Mason nodded, disappearing into the darkness before Lucson even finished the sentence.

"Carson, you’re the ’Noise,’" Lucson said.

"My favorite role!" Carson chirped. He held up a small, shimmering orb. "One illusion of a rogue trash-fire in the east wing, coming right up."

"And Grayson," Lucson looked at his brother. "You and Mailah are the ’Extractors.’ I will be in the security room, keeping Arthur’s mental link active so the cameras show a loop of an empty hall."

Grayson turned to Mailah.

He looked different now—darker, more focused. The "exile" status meant their powers were limited, like a battery that couldn’t be recharged.

"To hold a sustained shadow-veil and keep us off those thermal cameras, I need to push past my current limits," Grayson said softly, his eyes searching hers in the dim moonlight. "But in this exile, my core energy is running on fumes."

"What do you need?" Mailah asked, her voice a small breath of air.

"A feed," he whispered.

Mailah blinked, her mind racing that she forgot how Grayson usually feeds. "Like... blood? Do you need to bite me?"

"No," Grayson shockingly chuckled, the sound rich, dark, and undeniably sexy.

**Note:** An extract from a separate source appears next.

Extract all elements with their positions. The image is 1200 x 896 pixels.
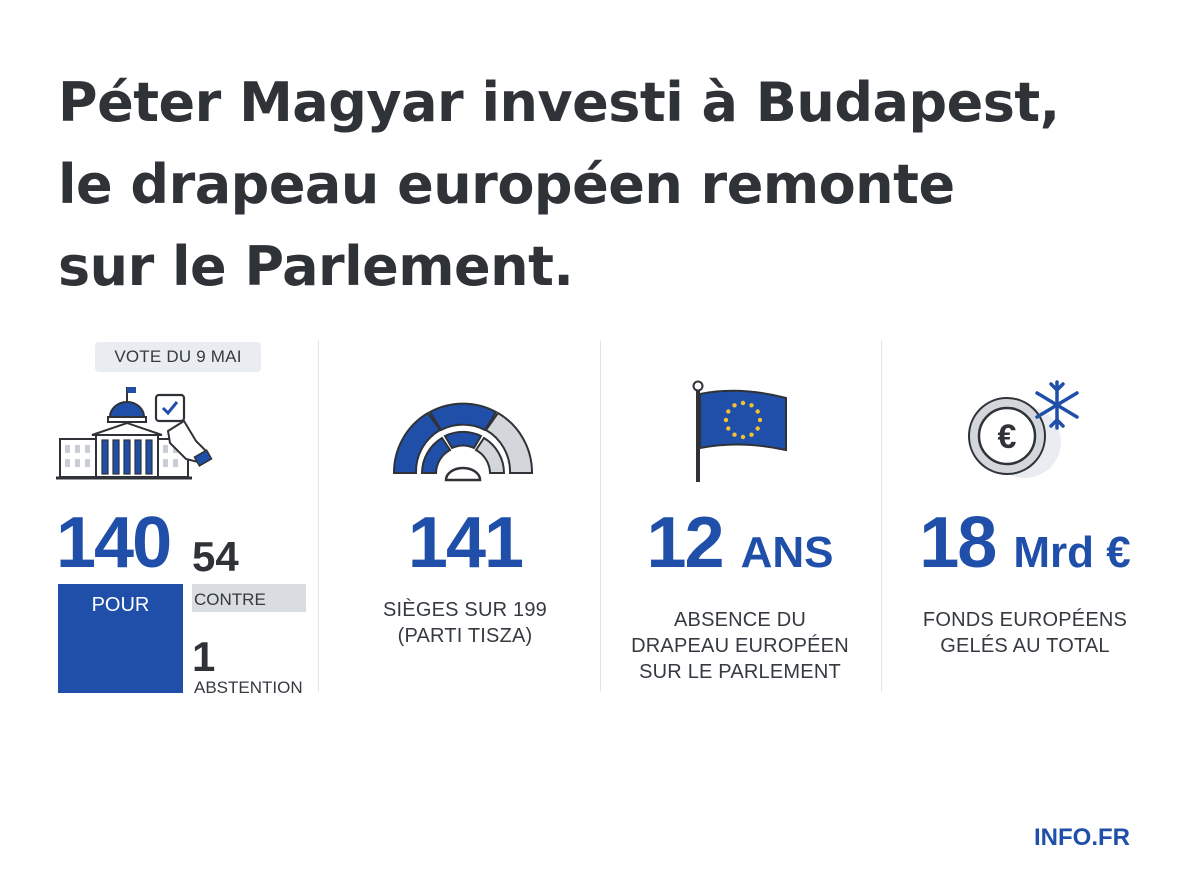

He stepped into her space, his hands sliding up to cup her face, his palms warm against her skin. "Demon energy in this world is fueled by intensity. By raw emotion. By... passion."

His thumbs grazed her cheekbones, his gaze dropping to her lips. "I need you to give me something to work with, Mailah."

He didn’t wait for an answer. He pulled her in, his mouth crashing against hers with a desperate, hungry intensity. It wasn’t the gentle kiss from before; it was a claim.

Mailah gasped into his mouth, her fingers tangling in his hair as the world around them seemed to dissolve.